Acker is not writing from the outside looking in. She grew up in Whitefield, Maine, on a small family farm, and has lived in Montague long enough to have attended town meetings and absorbed all the infrastructure of small-town life that her novel renders with authority. She interviewed working goat farmers while writing the book. "A lot of the rhythms of farming are taken from my upbringing," she says. "It's always been interesting to me to try to capture the world as it is, and to try to show something that maybe most people aren't aware of, or a kind of life that is not familiar to us."
That grounding extends to the geography. The village store where Lucy works is modeled on the one near Acker's house. The home Sandy moves into is, in fact, Acker's own.
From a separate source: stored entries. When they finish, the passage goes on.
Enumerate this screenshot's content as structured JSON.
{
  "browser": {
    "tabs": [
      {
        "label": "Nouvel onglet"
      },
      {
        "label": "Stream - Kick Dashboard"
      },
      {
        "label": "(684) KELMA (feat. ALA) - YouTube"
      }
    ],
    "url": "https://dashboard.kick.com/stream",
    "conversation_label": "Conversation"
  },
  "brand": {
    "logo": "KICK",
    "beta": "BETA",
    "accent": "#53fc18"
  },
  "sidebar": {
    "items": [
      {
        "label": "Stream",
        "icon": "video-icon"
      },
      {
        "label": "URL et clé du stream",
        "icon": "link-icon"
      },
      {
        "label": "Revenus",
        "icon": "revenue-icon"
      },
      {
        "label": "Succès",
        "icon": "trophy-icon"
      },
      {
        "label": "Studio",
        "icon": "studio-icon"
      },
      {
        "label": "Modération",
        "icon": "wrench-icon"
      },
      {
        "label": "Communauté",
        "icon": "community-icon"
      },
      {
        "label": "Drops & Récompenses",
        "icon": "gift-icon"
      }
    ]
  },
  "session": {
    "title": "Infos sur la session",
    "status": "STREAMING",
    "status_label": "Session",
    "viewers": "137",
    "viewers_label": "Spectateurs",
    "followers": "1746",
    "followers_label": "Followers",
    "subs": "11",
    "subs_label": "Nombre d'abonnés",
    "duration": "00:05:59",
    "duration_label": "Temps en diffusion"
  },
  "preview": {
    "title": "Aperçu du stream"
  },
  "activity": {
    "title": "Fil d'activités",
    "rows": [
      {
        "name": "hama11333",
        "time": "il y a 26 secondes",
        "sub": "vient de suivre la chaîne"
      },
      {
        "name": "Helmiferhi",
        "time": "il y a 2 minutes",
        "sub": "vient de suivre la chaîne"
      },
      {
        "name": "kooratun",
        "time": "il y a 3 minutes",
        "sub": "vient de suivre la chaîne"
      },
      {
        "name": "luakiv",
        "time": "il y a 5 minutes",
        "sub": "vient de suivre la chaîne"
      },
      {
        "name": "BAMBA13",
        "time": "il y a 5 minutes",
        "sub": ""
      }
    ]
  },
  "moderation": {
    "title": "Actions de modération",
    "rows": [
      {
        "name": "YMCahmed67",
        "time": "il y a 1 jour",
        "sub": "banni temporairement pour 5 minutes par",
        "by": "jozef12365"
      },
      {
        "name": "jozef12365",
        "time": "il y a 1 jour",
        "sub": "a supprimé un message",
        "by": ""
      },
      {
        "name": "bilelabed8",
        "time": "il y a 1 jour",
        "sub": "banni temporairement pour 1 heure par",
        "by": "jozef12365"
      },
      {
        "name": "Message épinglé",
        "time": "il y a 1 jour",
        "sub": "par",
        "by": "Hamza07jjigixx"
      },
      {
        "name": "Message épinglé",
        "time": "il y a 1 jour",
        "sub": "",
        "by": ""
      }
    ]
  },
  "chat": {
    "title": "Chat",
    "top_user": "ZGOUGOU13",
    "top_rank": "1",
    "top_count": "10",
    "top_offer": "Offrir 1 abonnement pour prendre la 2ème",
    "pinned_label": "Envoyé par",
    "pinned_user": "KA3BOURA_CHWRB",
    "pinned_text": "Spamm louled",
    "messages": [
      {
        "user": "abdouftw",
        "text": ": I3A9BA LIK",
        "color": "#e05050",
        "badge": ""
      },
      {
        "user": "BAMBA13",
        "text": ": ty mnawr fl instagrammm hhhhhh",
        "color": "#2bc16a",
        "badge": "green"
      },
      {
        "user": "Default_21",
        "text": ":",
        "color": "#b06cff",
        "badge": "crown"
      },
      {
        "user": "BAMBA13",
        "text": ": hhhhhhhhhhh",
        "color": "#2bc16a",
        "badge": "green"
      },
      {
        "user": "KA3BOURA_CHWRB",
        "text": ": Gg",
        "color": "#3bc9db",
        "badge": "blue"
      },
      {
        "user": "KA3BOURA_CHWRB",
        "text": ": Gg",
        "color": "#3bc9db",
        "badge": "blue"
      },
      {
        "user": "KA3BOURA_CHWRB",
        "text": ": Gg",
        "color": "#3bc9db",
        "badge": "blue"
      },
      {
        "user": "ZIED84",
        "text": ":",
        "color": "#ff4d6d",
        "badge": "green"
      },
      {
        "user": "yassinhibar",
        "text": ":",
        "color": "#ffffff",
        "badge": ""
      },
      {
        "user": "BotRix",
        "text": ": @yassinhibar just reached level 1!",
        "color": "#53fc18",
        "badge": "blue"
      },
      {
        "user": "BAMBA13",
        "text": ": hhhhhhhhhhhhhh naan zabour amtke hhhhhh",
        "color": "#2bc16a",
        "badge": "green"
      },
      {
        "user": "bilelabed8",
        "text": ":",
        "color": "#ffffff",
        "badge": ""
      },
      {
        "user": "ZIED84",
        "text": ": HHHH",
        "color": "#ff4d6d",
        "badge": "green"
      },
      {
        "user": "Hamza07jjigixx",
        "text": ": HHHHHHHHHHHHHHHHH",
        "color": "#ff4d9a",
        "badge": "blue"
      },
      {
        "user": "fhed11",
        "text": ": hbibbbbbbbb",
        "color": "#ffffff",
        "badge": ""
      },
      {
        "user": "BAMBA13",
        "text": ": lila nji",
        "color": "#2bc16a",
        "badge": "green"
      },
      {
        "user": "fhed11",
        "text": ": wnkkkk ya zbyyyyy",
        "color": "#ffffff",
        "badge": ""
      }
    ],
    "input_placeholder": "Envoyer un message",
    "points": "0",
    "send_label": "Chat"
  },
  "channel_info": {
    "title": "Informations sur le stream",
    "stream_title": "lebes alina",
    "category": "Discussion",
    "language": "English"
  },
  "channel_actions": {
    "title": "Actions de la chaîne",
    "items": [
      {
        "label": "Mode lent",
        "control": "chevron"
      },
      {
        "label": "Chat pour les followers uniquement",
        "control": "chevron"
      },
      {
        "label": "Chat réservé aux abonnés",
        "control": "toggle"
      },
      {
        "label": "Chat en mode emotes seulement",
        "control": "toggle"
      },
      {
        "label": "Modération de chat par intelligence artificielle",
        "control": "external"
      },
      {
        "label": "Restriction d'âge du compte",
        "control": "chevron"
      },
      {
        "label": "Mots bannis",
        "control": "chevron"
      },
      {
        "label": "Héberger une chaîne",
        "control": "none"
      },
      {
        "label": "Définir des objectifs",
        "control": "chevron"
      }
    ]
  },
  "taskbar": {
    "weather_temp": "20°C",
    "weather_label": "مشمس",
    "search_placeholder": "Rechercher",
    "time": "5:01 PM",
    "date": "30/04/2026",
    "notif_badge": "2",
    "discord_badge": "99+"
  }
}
The novel also draws from Acker's personal history: her farmer father's death a few years ago, and memories of watching women in her mother's circle leave their marriages and begin new lives when she was a teenager.
But Acker was equally deliberate about the structural bones of the story. "Those were the twin stories that I thought about when I was conceiving of this book," she says — "someone who was trying to save the family farm, moving back from the city to embrace a rural lifestyle, and that, as part of this midlife upheaval, she would develop a new romance." The two plots aren't separable, which is the point. Lucy's relationship to the land and her relationship to Sandy grow from the same hunger: the need, late but not too late, to build a life that is actually hers.

Acker is the founder and editor-in-chief of The Common, a print literary magazine based at Amherst that has, since its founding, built a reputation for publishing serious work rooted in a strong sense of place. She also teaches writing and editing at Amherst, where she directs the Literary Publishing Internship and LitFest. Her debut novel, The Limits of the World, was a fiction honoree for the Massachusetts Book Award, and her essays, stories, and criticism have appeared in the Washington Post, Literary Hub, the Yale Review, and Ploughshares, among others. She has an MFA from the Bennington Writing Seminars.
When she writes novels, Acker says, she's always thinking about trouble — "what kind of trouble your characters get into, partly because that's life, but also because that's art." The trouble in Surrender is abundant, varied, and crucially familiar. Anyone who has watched a marriage erode, or found themselves at midlife holding a set of dreams that no longer quite fit, will recognize the territory.
One city-dwelling friend told Acker the novel worked as "a prophylactic for anyone thinking about country life." Whether it tempers the fantasy or simply makes it more honest is an open question. What the book refuses to do is flatter anyone — except maybe the goats. The farm is beautiful and it is brutal and it does not care that Lucy is going through a personal transformation.
This isn't a Hallmark movie about a bisexual awakening. "Sometimes big changes come at a cost," Acker says. "Achieving those things can be a lot of hard work, and there are other people that might get hurt. Those are all really hard things to think about." She wanted to look at midlife "very fully" — both what people in that moment are dreaming about, and the real friction of trying to act on those dreams.
"I very much think of this as a book about second chances, second acts, and the opportunities that are still available to women in middle age," she says. Beyond the romance, the female friendships in the novel carry real weight. There's a network of women who hold Lucy together through her cascade of losses. Acker hopes those relationships offer readers something beyond the story itself: "a lot of hope and solace," and an inspiration to draw their own friends closer.
Surrender is published by Delphinium Books and is available now.